Fibroids & Polyps
Fibroids, or leiomyomata, are non-malignant smooth muscle tumors of the uterus. They can vary in number, size and location in the uterus including: the outside facing the pelvic cavity (subserosal), the inside facing the uterine cavity (submucosal) and in between inside the uterine wall (intramural). Most small fibroids have minimal or no effect on fertility and may be ignored, but in certain cases it does contribute. Polyps are endometrial tissue protruding into the uterine cavity (an overgrowth of tissue).

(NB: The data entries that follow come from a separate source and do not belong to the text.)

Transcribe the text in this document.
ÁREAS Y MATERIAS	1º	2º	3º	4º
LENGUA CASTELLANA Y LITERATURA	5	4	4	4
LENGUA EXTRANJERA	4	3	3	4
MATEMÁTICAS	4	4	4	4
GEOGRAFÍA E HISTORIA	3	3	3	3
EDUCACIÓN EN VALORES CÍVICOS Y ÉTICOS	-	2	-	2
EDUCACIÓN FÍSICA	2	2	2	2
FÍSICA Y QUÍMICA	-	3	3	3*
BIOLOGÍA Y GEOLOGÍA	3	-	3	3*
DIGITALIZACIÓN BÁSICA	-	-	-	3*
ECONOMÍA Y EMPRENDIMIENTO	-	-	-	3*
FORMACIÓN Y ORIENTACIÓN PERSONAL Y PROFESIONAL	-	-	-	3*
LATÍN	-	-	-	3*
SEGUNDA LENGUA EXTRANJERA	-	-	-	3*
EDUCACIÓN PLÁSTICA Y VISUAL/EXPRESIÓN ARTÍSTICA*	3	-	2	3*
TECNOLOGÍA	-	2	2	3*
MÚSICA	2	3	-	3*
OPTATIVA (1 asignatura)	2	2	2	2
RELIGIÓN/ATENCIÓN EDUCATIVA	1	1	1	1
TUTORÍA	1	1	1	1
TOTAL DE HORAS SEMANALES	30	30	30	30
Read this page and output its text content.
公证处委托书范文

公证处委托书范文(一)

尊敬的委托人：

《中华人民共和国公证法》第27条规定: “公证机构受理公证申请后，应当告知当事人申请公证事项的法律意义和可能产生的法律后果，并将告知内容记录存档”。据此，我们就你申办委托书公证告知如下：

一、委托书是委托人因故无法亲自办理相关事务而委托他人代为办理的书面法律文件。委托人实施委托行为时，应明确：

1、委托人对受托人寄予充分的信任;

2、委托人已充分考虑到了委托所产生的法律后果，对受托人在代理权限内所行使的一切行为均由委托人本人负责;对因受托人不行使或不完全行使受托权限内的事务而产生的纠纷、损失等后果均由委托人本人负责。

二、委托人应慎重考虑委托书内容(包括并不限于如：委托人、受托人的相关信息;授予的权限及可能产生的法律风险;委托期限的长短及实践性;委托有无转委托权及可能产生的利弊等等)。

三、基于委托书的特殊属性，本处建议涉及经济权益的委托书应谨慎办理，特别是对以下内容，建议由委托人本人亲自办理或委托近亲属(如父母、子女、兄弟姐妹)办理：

A subserosal myoma distorting the tubo-ovarian anatomy may prevent egg pickup by the fimbria. An intramural myoma may obstruct adequate blood flow to the endometrial lining. The likelihood of this being significant increases with the number and size of the fibroids. The more space occupied by the fibroids, the greater the likelihood of intruding on blood vessels traveling to the endometrium. Diminished blood flow to the uterine lining can prevent implantation or increase the risk of miscarriage. Surgery may be recommended when it is feared that the number and size of fibroids is great enough to have such an impact. A submucosal myoma typically produces an IUD-like effect of irritating the uterine lining, which can prevent implantation. Endometrial polyps may have a similar effect.Symptoms
Both polyps and fibroids in the uterine cavity can cause occasional cramping and several types of abnormal uterine bleeding, including: heavy menstrual bleeding, spotting between periods, or bleeding after intercourse. They are almost always benign but may need to be removed to render implantation.